3. Switch to a reusable coffee cup
I feel like I was the last person in the world to find out that ‘paper’ coffee cups aren’t actually recyclable. When I think of all the single use cups I put in the recycling bin at work, feeling like it was ok as it could be recycled. I feel ashamed.
This is an interesting stat from 1MillionWomen.
If you do like a take away coffee, I strongly suggest investing in a cup that fits the size of coffee you like. I say invest as if you make the right purchase in the beginning it will last longer, although it is a bit more expensive it’s probably only the cost of few tall-skinny-decaf-sockamocka-tumeric-mylk-chai-lattes!
I like these cups by Keep Cup .They come in a range of sizes with glass and plastic options that are manufactured using recyclable materials.
They even have replaceable components and are BPA-free and non toxic. That’s nice to know!
4. Take collapsible food containers for street food or picnics
When travelling in S.E. Asia we purchased street food or food from the Thai food markets pretty much every day. I shudder to think of all the containers and plastic bags that went into the trash.
I like this set of collapsible food storage containers and will definitely invest in good quality food-grade collapsible silicone food containers for my next trip.
Great for taking snacks on a long journey too. Probably not a good idea for soup though!
5. Take your own cutlery/chopsticks
I sat down in Vietnam to eat some delicious street food and in the centre of the large communal table was a tall glass filled with cloudy water. In the glass were well-used chopsticks for the patrons to use. There’s recycling and then there’s taking recycling too far in my eyes! I immediately popped to the shop across the road and purchased my own sticks.
I’m not a big fan of sporks, I either cut my mouth on the serrated edge or worry I’m just about to.
I much prefer the look of this set by Joseph Joseph, which looks ideal. It’s compact and made from high quality stainless steel. The design is magnetic too so it stores together neatly in it’s own case and is dishwasher safe.
If you’re able to hold chopsticks better than me (and lets face it, it’s likely that most people can) then this set includes chopsticks. It’s metal too so easy to keep clean and has a neoprene carry pouch which comes in a range of bright colours, so easy to find in the depths of your bag.

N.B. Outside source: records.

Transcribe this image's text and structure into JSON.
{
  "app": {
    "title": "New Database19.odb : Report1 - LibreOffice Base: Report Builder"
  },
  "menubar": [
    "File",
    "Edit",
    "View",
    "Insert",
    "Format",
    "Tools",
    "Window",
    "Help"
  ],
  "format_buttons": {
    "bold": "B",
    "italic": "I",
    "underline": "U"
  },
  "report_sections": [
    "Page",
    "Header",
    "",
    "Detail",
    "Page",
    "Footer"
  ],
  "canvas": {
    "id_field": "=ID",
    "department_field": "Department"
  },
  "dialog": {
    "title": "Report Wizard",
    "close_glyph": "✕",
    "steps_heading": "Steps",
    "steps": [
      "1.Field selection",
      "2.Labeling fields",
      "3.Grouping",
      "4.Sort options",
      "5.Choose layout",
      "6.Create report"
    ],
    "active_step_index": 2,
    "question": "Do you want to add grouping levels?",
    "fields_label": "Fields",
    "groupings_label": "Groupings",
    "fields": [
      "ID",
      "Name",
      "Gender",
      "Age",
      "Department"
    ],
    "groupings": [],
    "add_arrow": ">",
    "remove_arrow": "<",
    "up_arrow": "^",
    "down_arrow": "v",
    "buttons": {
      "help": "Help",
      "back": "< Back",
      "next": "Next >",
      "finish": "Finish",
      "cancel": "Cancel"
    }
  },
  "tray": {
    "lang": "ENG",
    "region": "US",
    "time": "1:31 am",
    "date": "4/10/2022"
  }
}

If you’re flying with hand luggage only do check guidelines to see that you can bring them onto a flight.
6. Say no to plastic bags
Even if you don’t intend to go shopping, having a bag on you anyway so you’re prepared means you can say no to plastic bags more often.

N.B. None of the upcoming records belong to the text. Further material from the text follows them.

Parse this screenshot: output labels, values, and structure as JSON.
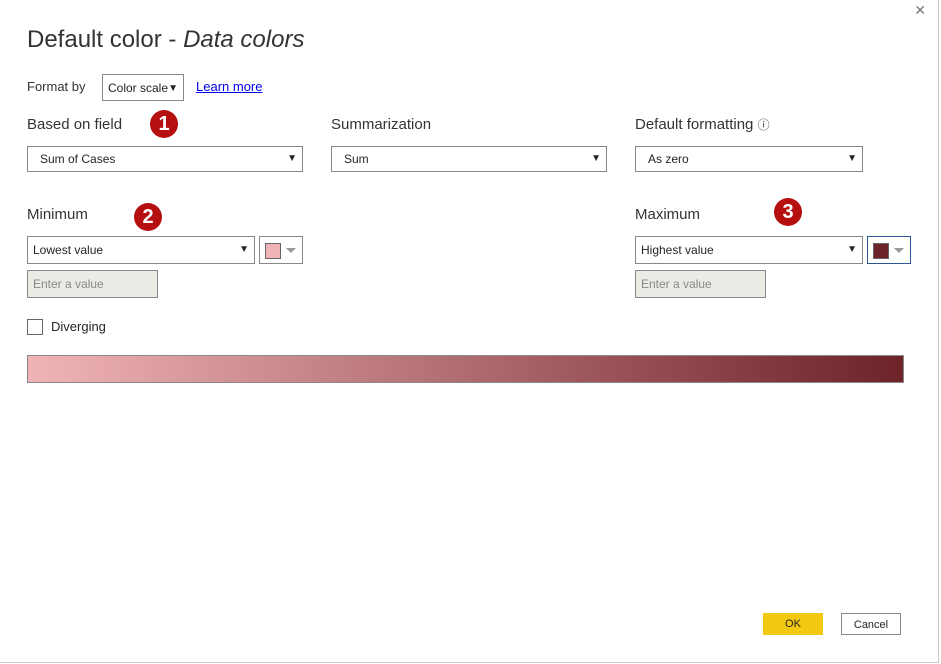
{
  "dialog": {
    "title_main": "Default color - ",
    "title_italic": "Data colors",
    "close": "✕"
  },
  "format_by": {
    "label": "Format by",
    "value": "Color scale",
    "learn_more": "Learn more"
  },
  "based_on_field": {
    "label": "Based on field",
    "value": "Sum of Cases",
    "badge": "1"
  },
  "summarization": {
    "label": "Summarization",
    "value": "Sum"
  },
  "default_formatting": {
    "label": "Default formatting",
    "info": "ⓘ",
    "value": "As zero"
  },
  "minimum": {
    "label": "Minimum",
    "value": "Lowest value",
    "placeholder": "Enter a value",
    "color": "#f0b4b8",
    "badge": "2"
  },
  "maximum": {
    "label": "Maximum",
    "value": "Highest value",
    "placeholder": "Enter a value",
    "color": "#6e2328",
    "badge": "3"
  },
  "diverging": {
    "label": "Diverging",
    "checked": false
  },
  "buttons": {
    "ok": "OK",
    "cancel": "Cancel"
  }
}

I have this Osprey Ultralight Stuff Rucksack. It folds down small, is washable (so I don’t care if dirty veggies from the market go directly into it, I can wear it on my back or hold it.
No…it’s not cheap but if you’re going travelling it’s super handy as a lightweight day bag too. It even has space for your water bottle (because of course….you’re taking your own bottle now), a small zip pocket with even smaller internal pocket with velcro closure and a key chain.
It’s a great lightweight versatile bag, but any reusable bad is suitable too.
7. Take your plastic waste home with you to be recycled
If you’re in a country you know doesn’t (or suspect is unlikely to) recycle waste, or has dubious options for dealing with it, then you can always rinse it out and bring it home to be recycled in your home country.
Obviously I’m not talking about dirty waste and tin cans, but I take my empty shampoo bottles and other finished toiletry items back to the UK to be recycled. They weigh virtually nothing and it means I don’t have to witness them tossed in the pit in the ground or think about them piled up on a beach somewhere or polluting the ocean.